To overcome these conditions, many clinicians have reported on graft dysfunction which can role as an indicator for future graft failure1,2,3,5,6,7,8,9,10. However, the criteria of graft dysfunction vary significantly among studies, and markers for graft dysfunction vary widely, including AST2,3,5,8, alanine aminotransferase (ALT)1,8,9, prothrombin time2,3,8, total bilirubin (TB)11, acidosis12, and ammonia3. The time points at which those laboratory values are measured varies significantly among studies but are usually within the first week after LT2,3,9,13. One of the criteria suggested was early allograft dysfunction (EAD) criteria suggested by Olthoff et al., and modeling early allograft function (MEAF) score14,15. Nevertheless, these models still have limitations to be chosen as indicator for retransplantation of the LT recipient.
Therefore, we designed this study to build a prediction model for predicting early graft failure of which endpoint has been defined as retransplantation of the liver or death due to graft dysfunction with three goals.

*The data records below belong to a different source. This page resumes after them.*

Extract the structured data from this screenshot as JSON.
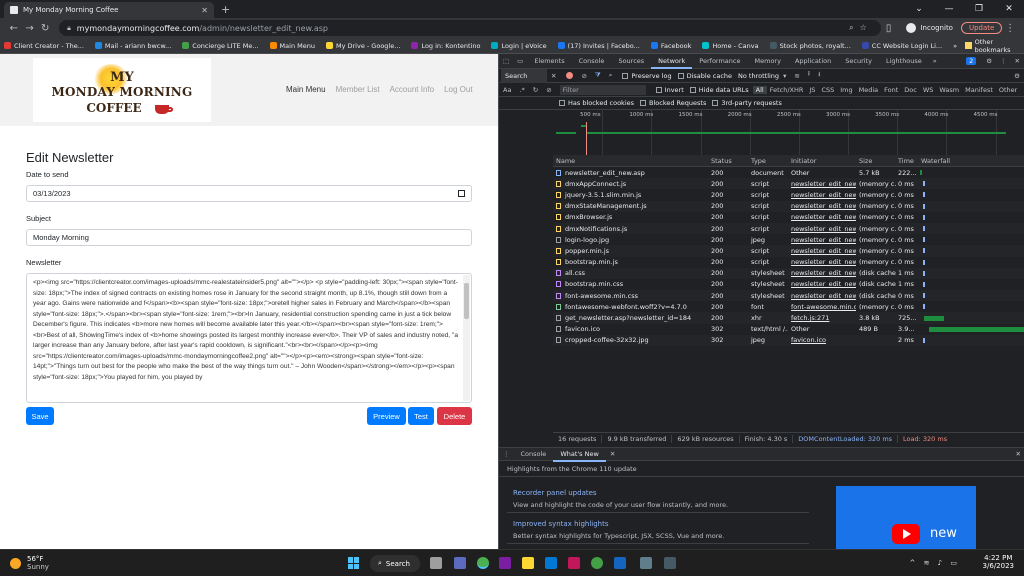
{
  "browser": {
    "tab_title": "My Monday Morning Coffee",
    "url_host": "mymondaymorningcoffee.com",
    "url_path": "/admin/newsletter_edit_new.asp",
    "incognito_label": "Incognito",
    "update_label": "Update"
  },
  "bookmarks": [
    {
      "label": "Client Creator - The...",
      "color": "#e53935"
    },
    {
      "label": "Mail - ariann bwcw...",
      "color": "#1e88e5"
    },
    {
      "label": "Concierge LITE Me...",
      "color": "#43a047"
    },
    {
      "label": "Main Menu",
      "color": "#fb8c00"
    },
    {
      "label": "My Drive - Google...",
      "color": "#fdd835"
    },
    {
      "label": "Log in: Kontentino",
      "color": "#8e24aa"
    },
    {
      "label": "Login | eVoice",
      "color": "#00acc1"
    },
    {
      "label": "(17) Invites | Facebo...",
      "color": "#1877f2"
    },
    {
      "label": "Facebook",
      "color": "#1877f2"
    },
    {
      "label": "Home - Canva",
      "color": "#00c4cc"
    },
    {
      "label": "Stock photos, royalt...",
      "color": "#455a64"
    },
    {
      "label": "CC Website Login Li...",
      "color": "#3949ab"
    }
  ],
  "bookmarks_more": "»",
  "other_bookmarks": "Other bookmarks",
  "site": {
    "logo_line1": "MY",
    "logo_line2": "MONDAY MORNING",
    "logo_line3": "COFFEE",
    "nav": [
      "Main Menu",
      "Member List",
      "Account Info",
      "Log Out"
    ]
  },
  "form": {
    "heading": "Edit Newsletter",
    "date_label": "Date to send",
    "date_value": "03/13/2023",
    "subject_label": "Subject",
    "subject_value": "Monday Morning",
    "newsletter_label": "Newsletter",
    "newsletter_body": "<p><img src=\"https://clientcreator.com/images-uploads/mmc-realestateinsider5.png\" alt=\"\"></p> <p style=\"padding-left: 30px;\"><span style=\"font-size: 18px;\">The index of signed contracts on existing homes rose in January for the second straight month, up 8.1%, though still down from a year ago. Gains were nationwide and f</span><b><span style=\"font-size: 18px;\">oretell higher sales in February and March</span></b><span style=\"font-size: 18px;\">.</span><br><span style=\"font-size: 1rem;\"><br>In January, residential construction spending came in just a tick below December's figure. This indicates <b>more new homes will become available later this year.</b></span><br><span style=\"font-size: 1rem;\"><br>Best of all, ShowingTime's index of <b>home showings posted its largest monthly increase ever</b>. Their VP of sales and industry noted, \"a larger increase than any January before, after last year's rapid cooldown, is significant.\"<br><br></span></p><p><img src=\"https://clientcreator.com/images-uploads/mmc-mondaymorningcoffee2.png\" alt=\"\"></p><p><em><strong><span style=\"font-size: 14pt;\">\"Things turn out best for the people who make the best of the way things turn out.\" – John Wooden</span></strong></em></p><p><span style=\"font-size: 18px;\">You played for him, you played by",
    "save_label": "Save",
    "preview_label": "Preview",
    "test_label": "Test",
    "delete_label": "Delete"
  },
  "devtools": {
    "tabs": [
      "Elements",
      "Console",
      "Sources",
      "Network",
      "Performance",
      "Memory",
      "Application",
      "Security",
      "Lighthouse"
    ],
    "active_tab": "Network",
    "tabs_more": "»",
    "issues_badge": "2",
    "search_tab": "Search",
    "preserve_log": "Preserve log",
    "disable_cache": "Disable cache",
    "throttling": "No throttling",
    "filter_placeholder": "Filter",
    "invert": "Invert",
    "hide_data_urls": "Hide data URLs",
    "filter_types": [
      "All",
      "Fetch/XHR",
      "JS",
      "CSS",
      "Img",
      "Media",
      "Font",
      "Doc",
      "WS",
      "Wasm",
      "Manifest",
      "Other"
    ],
    "has_blocked_cookies": "Has blocked cookies",
    "blocked_requests": "Blocked Requests",
    "third_party": "3rd-party requests",
    "timeline_ticks": [
      "500 ms",
      "1000 ms",
      "1500 ms",
      "2000 ms",
      "2500 ms",
      "3000 ms",
      "3500 ms",
      "4000 ms",
      "4500 ms"
    ],
    "columns": [
      "Name",
      "Status",
      "Type",
      "Initiator",
      "Size",
      "Time",
      "Waterfall"
    ],
    "rows": [
      {
        "name": "newsletter_edit_new.asp",
        "status": "200",
        "type": "document",
        "initiator": "Other",
        "size": "5.7 kB",
        "time": "222...",
        "icon": "#8ab4f8",
        "wf": 0.02
      },
      {
        "name": "dmxAppConnect.js",
        "status": "200",
        "type": "script",
        "initiator": "newsletter_edit_new...",
        "size": "(memory c...",
        "time": "0 ms",
        "icon": "#fdd663",
        "wf": 0.0
      },
      {
        "name": "jquery-3.5.1.slim.min.js",
        "status": "200",
        "type": "script",
        "initiator": "newsletter_edit_new...",
        "size": "(memory c...",
        "time": "0 ms",
        "icon": "#fdd663",
        "wf": 0.0
      },
      {
        "name": "dmxStateManagement.js",
        "status": "200",
        "type": "script",
        "initiator": "newsletter_edit_new...",
        "size": "(memory c...",
        "time": "0 ms",
        "icon": "#fdd663",
        "wf": 0.0
      },
      {
        "name": "dmxBrowser.js",
        "status": "200",
        "type": "script",
        "initiator": "newsletter_edit_new...",
        "size": "(memory c...",
        "time": "0 ms",
        "icon": "#fdd663",
        "wf": 0.0
      },
      {
        "name": "dmxNotifications.js",
        "status": "200",
        "type": "script",
        "initiator": "newsletter_edit_new...",
        "size": "(memory c...",
        "time": "0 ms",
        "icon": "#fdd663",
        "wf": 0.0
      },
      {
        "name": "login-logo.jpg",
        "status": "200",
        "type": "jpeg",
        "initiator": "newsletter_edit_new...",
        "size": "(memory c...",
        "time": "0 ms",
        "icon": "#9aa0a6",
        "wf": 0.0
      },
      {
        "name": "popper.min.js",
        "status": "200",
        "type": "script",
        "initiator": "newsletter_edit_new...",
        "size": "(memory c...",
        "time": "0 ms",
        "icon": "#fdd663",
        "wf": 0.0
      },
      {
        "name": "bootstrap.min.js",
        "status": "200",
        "type": "script",
        "initiator": "newsletter_edit_new...",
        "size": "(memory c...",
        "time": "0 ms",
        "icon": "#fdd663",
        "wf": 0.0
      },
      {
        "name": "all.css",
        "status": "200",
        "type": "stylesheet",
        "initiator": "newsletter_edit_new...",
        "size": "(disk cache)",
        "time": "1 ms",
        "icon": "#c58af9",
        "wf": 0.0
      },
      {
        "name": "bootstrap.min.css",
        "status": "200",
        "type": "stylesheet",
        "initiator": "newsletter_edit_new...",
        "size": "(disk cache)",
        "time": "1 ms",
        "icon": "#c58af9",
        "wf": 0.0
      },
      {
        "name": "font-awesome.min.css",
        "status": "200",
        "type": "stylesheet",
        "initiator": "newsletter_edit_new...",
        "size": "(disk cache)",
        "time": "0 ms",
        "icon": "#c58af9",
        "wf": 0.0
      },
      {
        "name": "fontawesome-webfont.woff2?v=4.7.0",
        "status": "200",
        "type": "font",
        "initiator": "font-awesome.min.css",
        "size": "(memory c...",
        "time": "0 ms",
        "icon": "#81c995",
        "wf": 0.0
      },
      {
        "name": "get_newsletter.asp?newsletter_id=184",
        "status": "200",
        "type": "xhr",
        "initiator": "fetch.js:271",
        "size": "3.8 kB",
        "time": "725...",
        "icon": "#9aa0a6",
        "wf": 0.18
      },
      {
        "name": "favicon.ico",
        "status": "302",
        "type": "text/html /...",
        "initiator": "Other",
        "size": "489 B",
        "time": "3.9...",
        "icon": "#9aa0a6",
        "wf": 0.95
      },
      {
        "name": "cropped-coffee-32x32.jpg",
        "status": "302",
        "type": "jpeg",
        "initiator": "favicon.ico",
        "size": "",
        "time": "2 ms",
        "icon": "#9aa0a6",
        "wf": 0.0
      }
    ],
    "summary": {
      "requests": "16 requests",
      "transferred": "9.9 kB transferred",
      "resources": "629 kB resources",
      "finish": "Finish: 4.30 s",
      "dcl": "DOMContentLoaded: 320 ms",
      "load": "Load: 320 ms"
    },
    "drawer_tabs": [
      "Console",
      "What's New"
    ],
    "whats_new_heading": "Highlights from the Chrome 110 update",
    "cards": [
      {
        "title": "Recorder panel updates",
        "desc": "View and highlight the code of your user flow instantly, and more."
      },
      {
        "title": "Improved syntax highlights",
        "desc": "Better syntax highlights for Typescript, JSX, SCSS, Vue and more."
      }
    ],
    "promo_text": "new"
  },
  "taskbar": {
    "temp": "56°F",
    "condition": "Sunny",
    "search": "Search",
    "time": "4:22 PM",
    "date": "3/6/2023"
  },
  "colors": {
    "primary": "#007bff",
    "danger": "#dc3545",
    "devtools_bg": "#202124"
  }
}
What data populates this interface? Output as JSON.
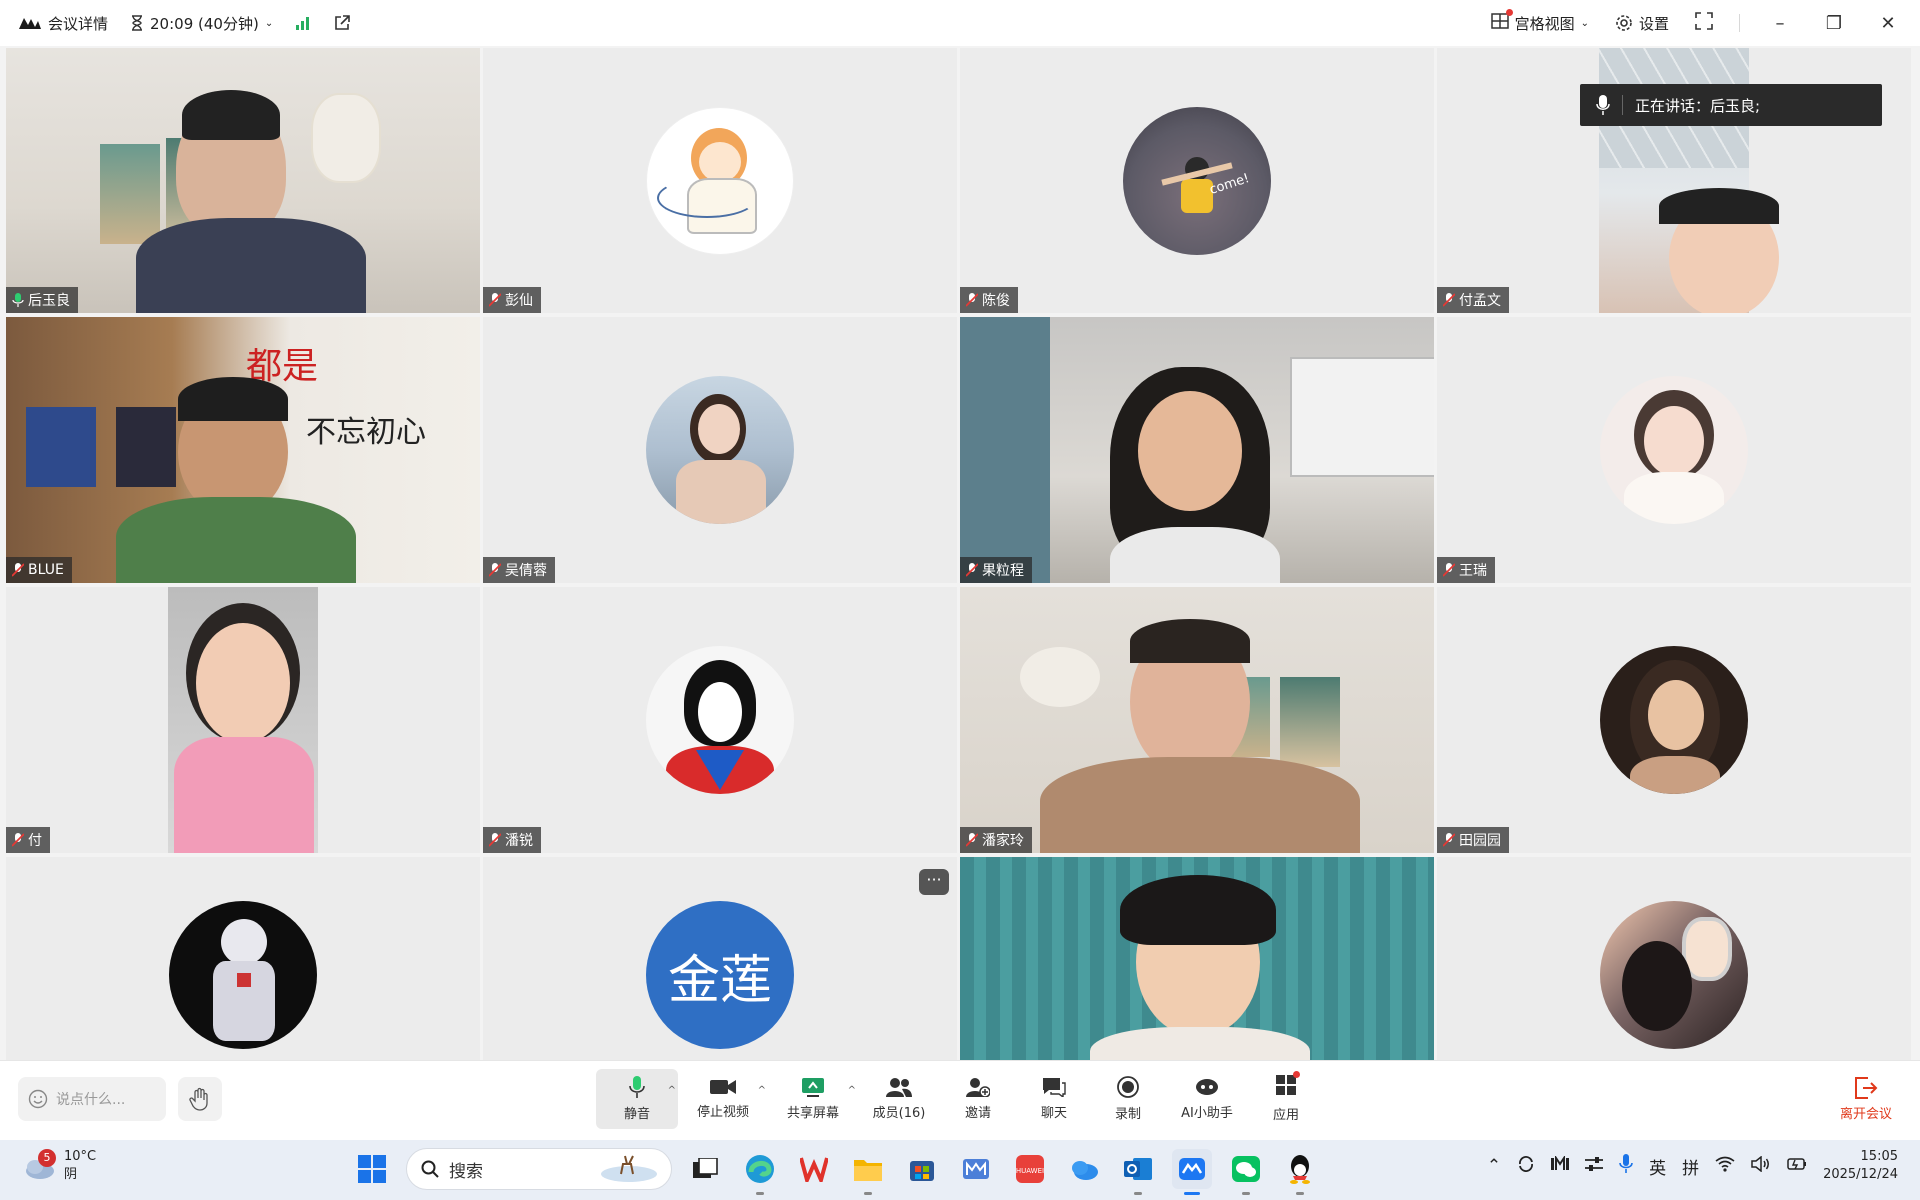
{
  "titlebar": {
    "meeting_details": "会议详情",
    "timer": "20:09 (40分钟)",
    "view_mode": "宫格视图",
    "settings": "设置"
  },
  "speaking": {
    "label": "正在讲话：后玉良;"
  },
  "participants": [
    {
      "name": "后玉良",
      "kind": "video",
      "active": true
    },
    {
      "name": "彭仙",
      "kind": "avatar"
    },
    {
      "name": "陈俊",
      "kind": "avatar"
    },
    {
      "name": "付孟文",
      "kind": "video"
    },
    {
      "name": "BLUE",
      "kind": "video"
    },
    {
      "name": "吴倩蓉",
      "kind": "avatar"
    },
    {
      "name": "果粒程",
      "kind": "video"
    },
    {
      "name": "王瑞",
      "kind": "avatar"
    },
    {
      "name": "付",
      "kind": "video"
    },
    {
      "name": "潘锐",
      "kind": "avatar"
    },
    {
      "name": "潘家玲",
      "kind": "video"
    },
    {
      "name": "田园园",
      "kind": "avatar"
    },
    {
      "name": "",
      "kind": "avatar"
    },
    {
      "name": "",
      "kind": "avatar",
      "initials": "金莲"
    },
    {
      "name": "",
      "kind": "video"
    },
    {
      "name": "",
      "kind": "avatar"
    }
  ],
  "toolbar": {
    "chat_placeholder": "说点什么...",
    "mute": "静音",
    "stop_video": "停止视频",
    "share_screen": "共享屏幕",
    "members": "成员(16)",
    "invite": "邀请",
    "chat": "聊天",
    "record": "录制",
    "ai_assistant": "AI小助手",
    "apps": "应用",
    "leave": "离开会议"
  },
  "taskbar": {
    "weather_temp": "10°C",
    "weather_desc": "阴",
    "weather_badge": "5",
    "search_label": "搜索",
    "ime_lang": "英",
    "ime_mode": "拼",
    "time": "15:05",
    "date": "2025/12/24"
  },
  "colors": {
    "active_speaker": "#2ecc71",
    "leave": "#e0391b",
    "name_tag_bg": "#282828",
    "avatar_blue": "#2f6fc4"
  }
}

First, to design both living donor liver transplantation (LDLT) and deceased donor liver transplantation (DDLT) models to predict graft survival using common laboratory tests. The second goal is to compare the predictability with other known models. The third goal is to internally validate the prediction model. The calculating model designed for predicting early graft failure will be abbreviated as ABC model by including AST, TB, and INR of prothrombin time which is a coagulation factor.
Methods
Patients
The study population consisted of adult patients who underwent LT in Samsung Medical Center during the period of 2004 to 2018. Pediatric LTs were excluded, while both living donor and deceased donor LTs of adult recipients were included. No organs from executed prisoners were used.
Data collection
Patient data of demographics, LT surgery, and post-transplantation course including laboratory values of AST, TB, and INR were collected from the date of transplantation to the 7th day post-transplantation.
Graft failure
Graft failure was defined as failure of the liver allograft, either primary or secondary, due to complications that required re-LT or resulted in death of the recipient. The date of graft failure was defined as the date of re-LT or death. Deaths from causes other than liver failure were not defined as graft failure.
Post-transplantation laboratory values
AST, TB, and INR were used to predict graft survival. Laboratory values during the first week were used. Since laboratory values during the early post-transplantation period can be influenced by pre-transplantation conditions, some modifications were made. TB and INR levels from the day of LT to post-LT day 2 were not used for the prediction model since TB and INR gradually decrease along the post-LT course even in successful LT. Therefore, for the prediction model, maximum level of AST during the first week (ASTmax7), maximum level of TB from days 3 to 7 post-LT (TBmax3–7), and maximum INR from days 3 to 7 post-LT (INRmax3–7) were used to predict graft survival.
Statistical analysis
The prediction models were built using variables that are clinically familiar and relevant. Two models each for LDLT and DDLT were constructed. After building the models, the two models were compared to MEAF score and EAD criteria by comparing C-index and time dependent area-under-the-curve (AUC) at 2 weeks and 4 weeks14,15. MEAF score was calculated based on the previous study reported by Pareja et al.15 The comparing process was performed using R packages 'compareC' and 'timeROC'. Validation process for the chosen modeling process was performed. Internal validation using 20-time repeated fivefold cross-validations were performed using R package 'survAUC' to calculate the C-statistic and AUC estimator proposed by Uno et al.16 Calibration plot was drawn to validate the models through 1000 bootstrap resamples of the same size as the original data. Decision curve analysis to evaluate the clinical usefulness of the models was performed by drawing a decision curve computing the net benefit, and the range of positive net benefit was analyzed.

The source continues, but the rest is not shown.